Lalu, hari ini kalau bahasa Inggrisnya Good Friday – diterjemahkan langsung jadi hari yang Jumat yang baik, tapi di dalam bahasa Indonesia kita terjemahkan sebagai Jumat Agung, salah satu hari besar yang diperingati oleh umat Kristiani. Dan hati ini terasa semakin sedih.
Hari Jumat Agung bukan merupakan hari libur di Thailand, biasanya kami juga tidak sempat untuk datang kebaktian karena kebaktiannya jam 7 malam. Hari ini kami bisa mengikuti kebaktian online (bahkan kalau mau bisa memilih beberapa kebaktian online lainnya dari gereja yang ada di Indonesia). Tapi tetap saja rasanya hati ini sedih.
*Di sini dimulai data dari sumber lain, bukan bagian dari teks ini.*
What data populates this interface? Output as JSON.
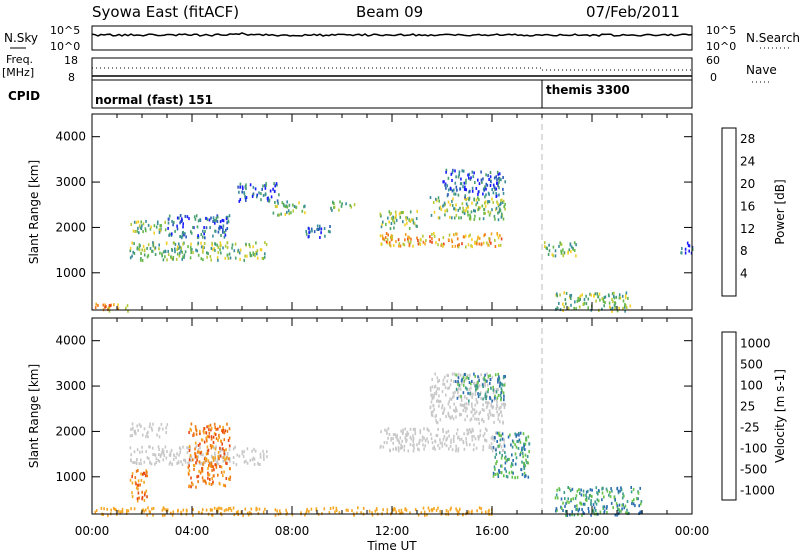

Kesedihan ini sepertinya karena memikirkan kenapa setelah saya menerima Kasih Karunia, saya masih merasa marah ketika melihat orang-orang yang melanggar aturan yang diserukan pemerintah untuk jaga jarak aman alias physical distancing ini. Kenapa saya tidak bisa tetap mengasihi mereka terlepas dari tindakan mereka yang salah? Bukankah kita diajarkan untuk membenci dosa nya bukan pendosanya? Lagian mana ada sih manusia yang tidak berdosa. Saya juga termasuk tidak bebas dari dosa. Hanya karena kasih karunia saja maka saya bisa diselamatkan.
Baiklah tulisan ini saya akhiri, karena sebentar lagi mau mengikuti ibadah Jumat Agung online. Selamat memperingati Jumat Agung dan menyambut hari Paskah untuk kita yang merayakannya.